Résumé :
- Plus d’un tiers des agences bancaires françaises vont fermer d’ici 2030 : BNP Paribas supprime 600 agences sur 1 500, le CCF 72 sur 238, et la Société Générale avait déjà annoncé 600 fermetures – le pays a perdu 5 000 agences en 10 ans
- Les personnes âgées et les zones rurales sont les principales victimes : des villages entiers se retrouvent sans conseiller, guichet ni distributeur, forçant les habitants non-connectés à parcourir des kilomètres pour leurs opérations bancaires
- La France reste une exception européenne avec un tiers des agences du continent, mais les banques justifient ces fermetures par la baisse de fréquentation (seuls 36% des clients vont encore en agence chaque trimestre) et la digitalisation massive des services
- Les commerçants et professions nécessitant des dépôts d’espèces sont particulièrement impactés, avec 1 500 distributeurs automatiques supprimés rien qu’en 2024, créant de véritables « déserts bancaires »
- Les élus locaux et syndicats s’alarment de cette transformation brutale qui menace l’égalité d’accès aux services financiers, tandis que les banques privilégient la rentabilité de leurs activités d’investissement sur le service de proximité
Le grand ménage s’accélère dans tout le secteur
Fin 2024, la France ne comptait plus que 33 024 agences bancaires, soit 5 000 de moins qu’il y a dix ans. Cette hémorragie, loin de se ralentir, connaît une accélération spectaculaire. Le CCF (le Crédit Commercial Français) prévoit de supprimer 72 de ses 238 agences d’ici fin 2026, entraînant dans son sillage le licenciement d’un tiers de ses 3 000 salariés. La Société Générale avait ouvert le bal dès 2020 en annonçant 600 fermetures suite à sa fusion avec le Crédit du Nord.

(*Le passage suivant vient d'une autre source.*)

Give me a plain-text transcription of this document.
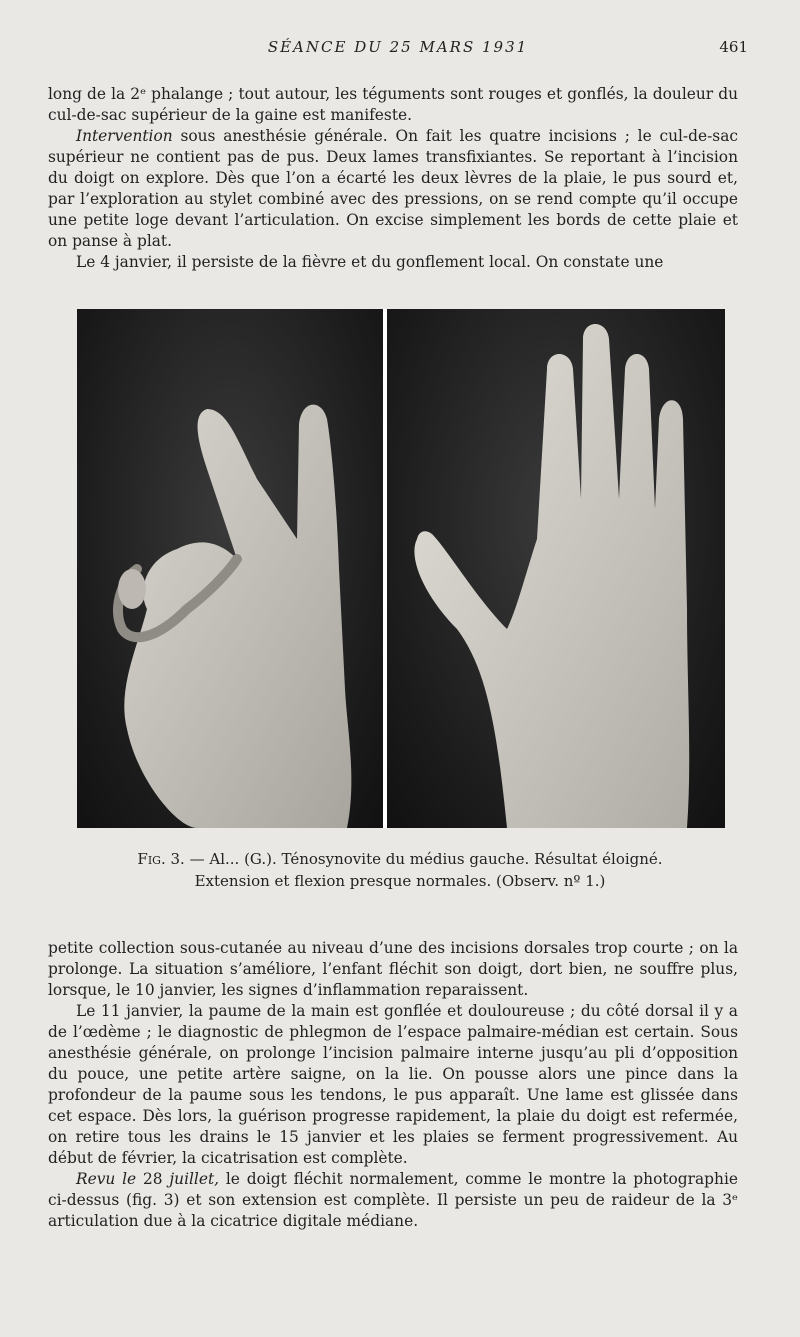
SÉANCE DU 25 MARS 1931	461

long de la 2ᵉ phalange ; tout autour, les téguments sont rouges et gonflés, la douleur du cul-de-sac supérieur de la gaine est manifeste.

Intervention sous anesthésie générale. On fait les quatre incisions ; le cul-de-sac supérieur ne contient pas de pus. Deux lames transfixiantes. Se reportant à l’incision du doigt on explore. Dès que l’on a écarté les deux lèvres de la plaie, le pus sourd et, par l’exploration au stylet combiné avec des pressions, on se rend compte qu’il occupe une petite loge devant l’articulation. On excise simplement les bords de cette plaie et on panse à plat.

Le 4 janvier, il persiste de la fièvre et du gonflement local. On constate une

Fig. 3. — Al... (G.). Ténosynovite du médius gauche. Résultat éloigné.
Extension et flexion presque normales. (Observ. nº 1.)

petite collection sous-cutanée au niveau d’une des incisions dorsales trop courte ; on la prolonge. La situation s’améliore, l’enfant fléchit son doigt, dort bien, ne souffre plus, lorsque, le 10 janvier, les signes d’inflammation reparaissent.

Le 11 janvier, la paume de la main est gonflée et douloureuse ; du côté dorsal il y a de l’œdème ; le diagnostic de phlegmon de l’espace palmaire-médian est certain. Sous anesthésie générale, on prolonge l’incision palmaire interne jusqu’au pli d’opposition du pouce, une petite artère saigne, on la lie. On pousse alors une pince dans la profondeur de la paume sous les tendons, le pus apparaît. Une lame est glissée dans cet espace. Dès lors, la guérison progresse rapidement, la plaie du doigt est refermée, on retire tous les drains le 15 janvier et les plaies se ferment progressivement. Au début de février, la cicatrisation est complète.

Revu le 28 juillet, le doigt fléchit normalement, comme le montre la photographie ci-dessus (fig. 3) et son extension est complète. Il persiste un peu de raideur de la 3ᵉ articulation due à la cicatrice digitale médiane.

Même les banques mutualistes, traditionnellement plus ancrées dans les territoires, rejoignent le mouvement. Le Crédit Agricole ferme progressivement ses agences rurales, laissant des villages entiers sans aucune présence bancaire. À Ecos, dans l’Eure, l’établissement présent depuis 1947 a plié bagage en mai dernier, effaçant derrière lui toute trace de son passage. Le Crédit Mutuel Alliance fédérale restructure également son réseau pour ne conserver que des agences comptant au moins sept salariés.
Des clients déboussolés face au tout-numérique forcé
Dans les rues d’Ecos, Alain, 76 ans, résume le désarroi de toute une génération. « On est censé faire comment, maintenant ? », s’interroge ce retraité qui se rendait dans son agence jusqu’à trois fois par jour. Pour lui, la banque en ligne reste un mystère insondable : « Mon cerveau s’y refuse, je me suis arrêté au Minitel ! » Une boutade qui cache une réalité dramatique pour des millions de Français exclus de cette révolution numérique imposée.
Les statistiques confirment pourtant la mutation des usages. Seuls 36% des clients se rendent encore en agence au moins une fois par trimestre, contre 41% en 2020. La quasi-totalité des opérations courantes se fait désormais sur smartphone. Mais cette moyenne cache des disparités énormes selon les générations et les territoires. Les moments cruciaux de la vie; divorce, succession, achat immobilier; nécessitent toujours ce contact humain que les banques s’empressent de supprimer.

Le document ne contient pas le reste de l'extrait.